Index phrases
The index_phrases
mapping parameter determines whether a field’s text is additionally processed to generate phrase tokens. When enabled, the system creates extra tokens representing sequences of exactly two consecutive words (bigrams). This can significantly improve the performance and accuracy of phrase queries. However, it also increases the index size and the time needed to index documents.
By default, index_phrases
is set to false
to maintain a leaner index and faster document ingestion.

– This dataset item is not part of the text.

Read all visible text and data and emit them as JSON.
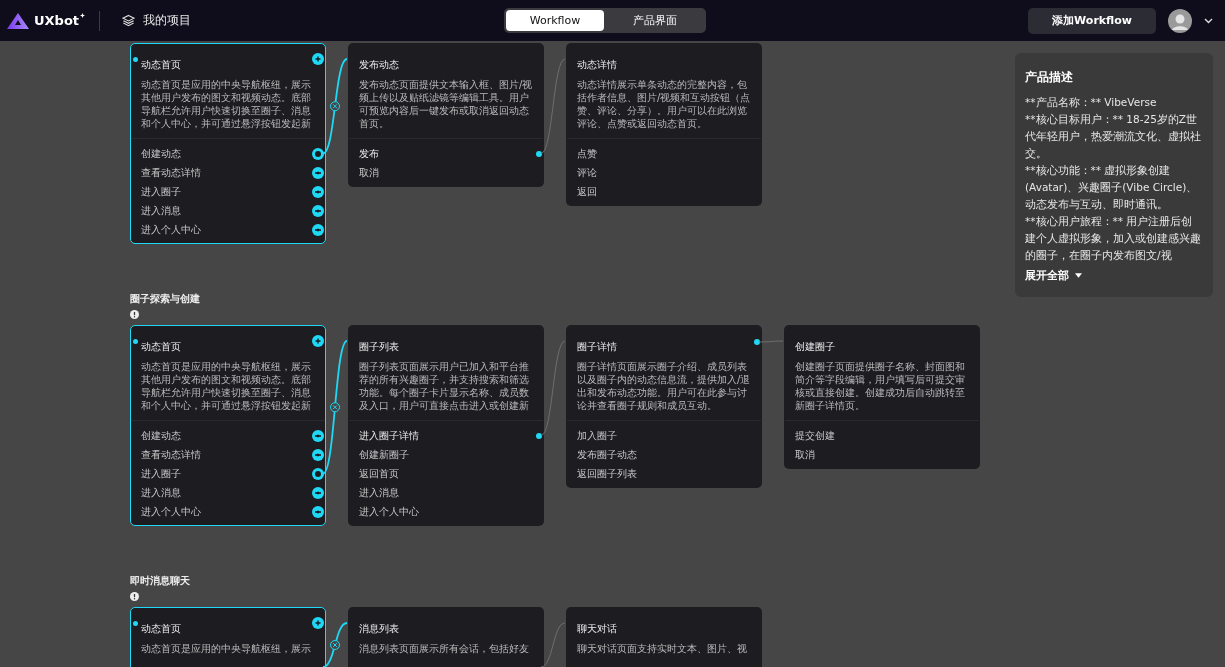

Enabling index phrases on a field
The following example creates an index named blog
in which the content
field is configured with index_phrases
:
PUT /blog
{
"mappings": {
"properties": {
"content": {
"type": "text",
"index_phrases": true
}
}
}
}
Index a document using the following request:
PUT /blog/_doc/1
{
"content": "The slow green turtle swims past the whale"
}
Perform a match_phrase
query using the following search request:
POST /blog/_search
{
"query": {
"match_phrase": {
"content": "slow green"
}
}
}
The query returns the stored document:
{
"took": 25,
"timed_out": false,
"_shards": {
"total": 1,
"successful": 1,
"skipped": 0,
"failed": 0
},
"hits": {
"total": {
"value": 1,
"relation": "eq"
},
"max_score": 0.5753642,
"hits": [
{
"_index": "blog",
"_id": "1",
"_score": 0.5753642,
"_source": {
"content": "The slow green turtle swims past the whale"
}
}
]
}
}
Although the same hit is returned when you don’t provide the index_phrases
mapping parameter, using this parameter ensures that the query performs as follows:
- Uses the
.index_phrases
field internally - Matches pre-tokenized bigrams such as “slow green”, “green turtle”, or “turtle swims”.
- Bypasses position lookups and is faster, especially at scale.